MPH student Carl Beach (right) plays Syracuse Go Club member Kathy Perez. Meg Houston (purple) is also a member of the Syracuse Go Club.
continued “One nice thing about Go is that you use the handicap so you really get used to losing,” Moseson said. “If the handicap is properly set, you’ll lose about half of your games and they’ll still be challenging for both sides. With chess you can have handicaps by maybe not playing with a queen, but it changes the character of the game.”
This year is an exciting one for members of the Go club because, for the first time, they have four dan- level players. One of them is a nine year old boy named Yitian Liu who moved to Syracuse from China this year with his father, who is a visiting scholar at Syracuse University. Liu is already a 2 dan player and is only going to get better. Moseson said that while players like Liu are a big deal in the United States, in countries like China, Japan and Korea, (where the game is very popular) young players with high rankings are more common.

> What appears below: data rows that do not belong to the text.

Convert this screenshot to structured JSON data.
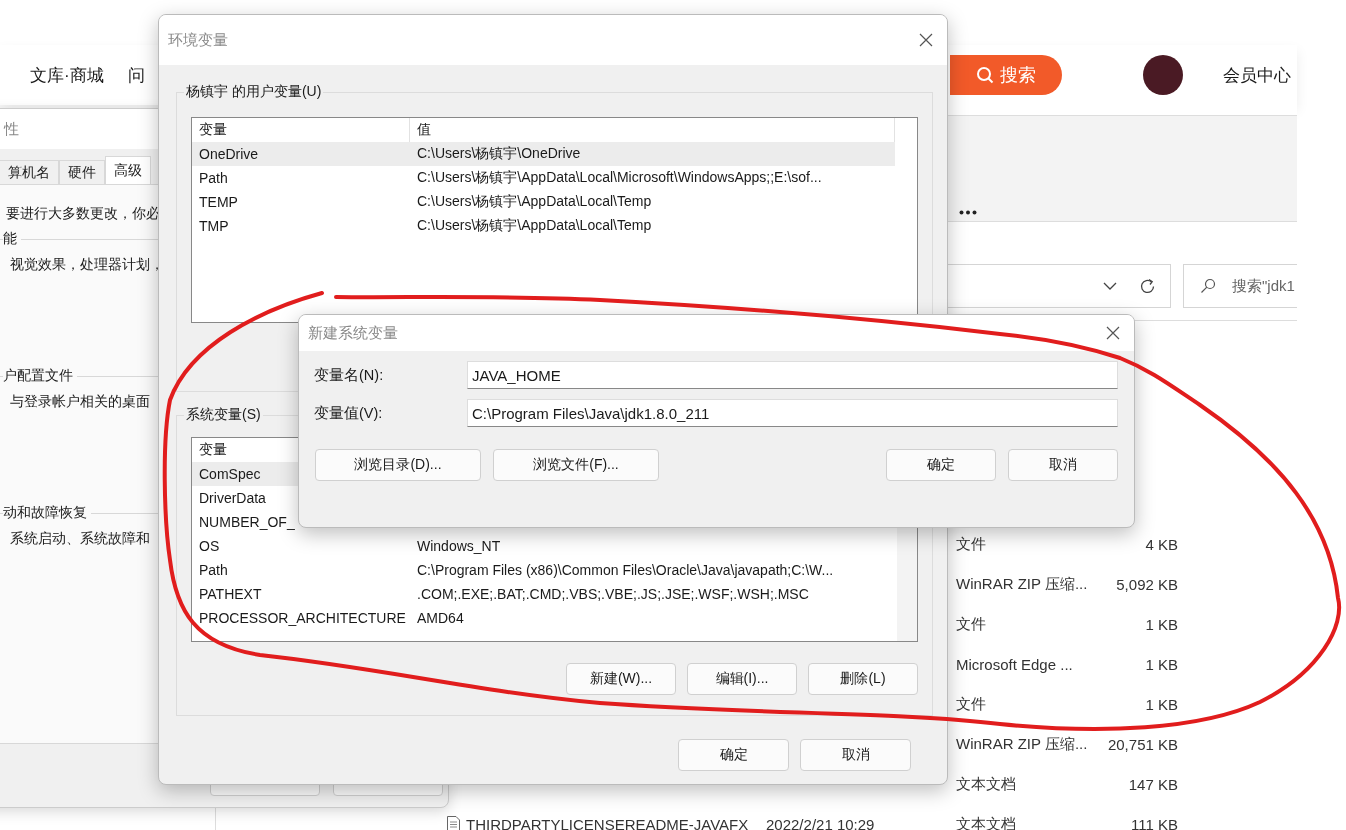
{
  "browser": {
    "nav": [
      {
        "label": "文库·商城"
      },
      {
        "label": "问"
      }
    ],
    "search_button": "搜索",
    "member_link": "会员中心"
  },
  "explorer": {
    "search_placeholder": "搜索\"jdk1",
    "files": [
      {
        "type": "文件",
        "size": "4 KB"
      },
      {
        "type": "WinRAR ZIP 压缩...",
        "size": "5,092 KB"
      },
      {
        "type": "文件",
        "size": "1 KB"
      },
      {
        "type": "Microsoft Edge ...",
        "size": "1 KB"
      },
      {
        "type": "文件",
        "size": "1 KB"
      },
      {
        "type": "WinRAR ZIP 压缩...",
        "size": "20,751 KB"
      },
      {
        "type": "文本文档",
        "size": "147 KB"
      },
      {
        "name": "THIRDPARTYLICENSEREADME-JAVAFX",
        "date": "2022/2/21 10:29",
        "type": "文本文档",
        "size": "111 KB"
      }
    ]
  },
  "system_properties": {
    "title": "性",
    "tabs": [
      {
        "label": "算机名",
        "selected": false
      },
      {
        "label": "硬件",
        "selected": false
      },
      {
        "label": "高级",
        "selected": true
      }
    ],
    "intro": "要进行大多数更改，你必",
    "groups": [
      {
        "heading": "能",
        "text": "视觉效果，处理器计划，"
      },
      {
        "heading": "户配置文件",
        "text": "与登录帐户相关的桌面"
      },
      {
        "heading": "动和故障恢复",
        "text": "系统启动、系统故障和"
      }
    ]
  },
  "env_dialog": {
    "title": "环境变量",
    "user_group": "杨镇宇 的用户变量(U)",
    "user_columns": [
      "变量",
      "值"
    ],
    "user_rows": [
      {
        "name": "OneDrive",
        "value": "C:\\Users\\杨镇宇\\OneDrive",
        "selected": true
      },
      {
        "name": "Path",
        "value": "C:\\Users\\杨镇宇\\AppData\\Local\\Microsoft\\WindowsApps;;E:\\sof...",
        "selected": false
      },
      {
        "name": "TEMP",
        "value": "C:\\Users\\杨镇宇\\AppData\\Local\\Temp",
        "selected": false
      },
      {
        "name": "TMP",
        "value": "C:\\Users\\杨镇宇\\AppData\\Local\\Temp",
        "selected": false
      }
    ],
    "system_group": "系统变量(S)",
    "system_columns": [
      "变量"
    ],
    "system_rows": [
      {
        "name": "ComSpec",
        "selected": true
      },
      {
        "name": "DriverData",
        "selected": false
      },
      {
        "name": "NUMBER_OF_",
        "selected": false
      },
      {
        "name": "OS",
        "value": "Windows_NT",
        "selected": false
      },
      {
        "name": "Path",
        "value": "C:\\Program Files (x86)\\Common Files\\Oracle\\Java\\javapath;C:\\W...",
        "selected": false
      },
      {
        "name": "PATHEXT",
        "value": ".COM;.EXE;.BAT;.CMD;.VBS;.VBE;.JS;.JSE;.WSF;.WSH;.MSC",
        "selected": false
      },
      {
        "name": "PROCESSOR_ARCHITECTURE",
        "value": "AMD64",
        "selected": false
      }
    ],
    "system_buttons": [
      "新建(W)...",
      "编辑(I)...",
      "删除(L)"
    ],
    "buttons": [
      "确定",
      "取消"
    ]
  },
  "new_variable_dialog": {
    "title": "新建系统变量",
    "fields": [
      {
        "label": "变量名(N):",
        "value": "JAVA_HOME"
      },
      {
        "label": "变量值(V):",
        "value": "C:\\Program Files\\Java\\jdk1.8.0_211"
      }
    ],
    "browse_buttons": [
      "浏览目录(D)...",
      "浏览文件(F)..."
    ],
    "buttons": [
      "确定",
      "取消"
    ]
  }
}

“There are many players that strong over in China,” he said. “They get good training from the beginning and they can devote some time to it. And that’s the time to learn to play, when you’re young. Most of the players who become professional are under 20 and are sometimes 11 or 12 years old. It’s harder to become professional as you get older because your brain doesn’t work as fast.”

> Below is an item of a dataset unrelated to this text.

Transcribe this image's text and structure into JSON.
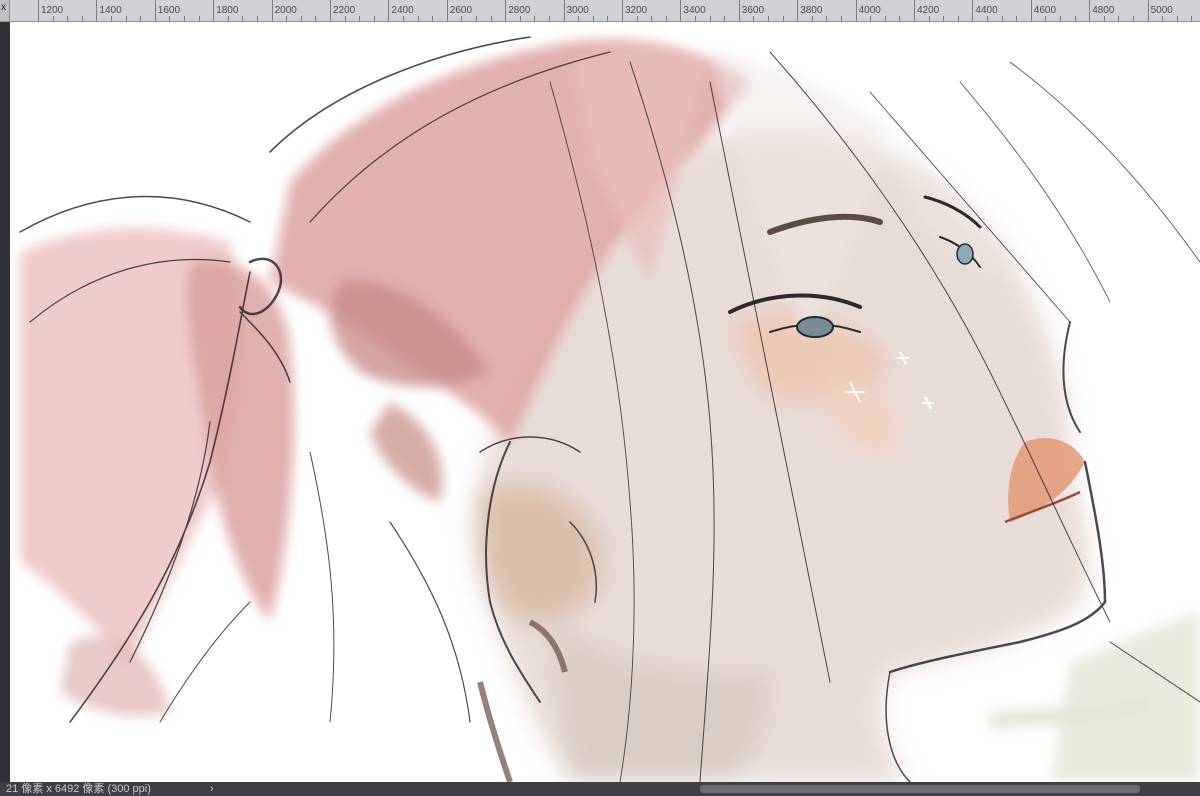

The Syracuse Go club has been around for about ten years now, and each week anywhere from six to 15 players will show up at Wegmans to play. Moseson said the club meets at 7:15 p.m. and sometimes lasts until after 11 p.m. Games typically last anywhere from 30 minutes for a casual game to two or three hours for a more serious one. Moseson stressed that beginners are always welcome at the club and that many of the members are happy to teach and play with beginners.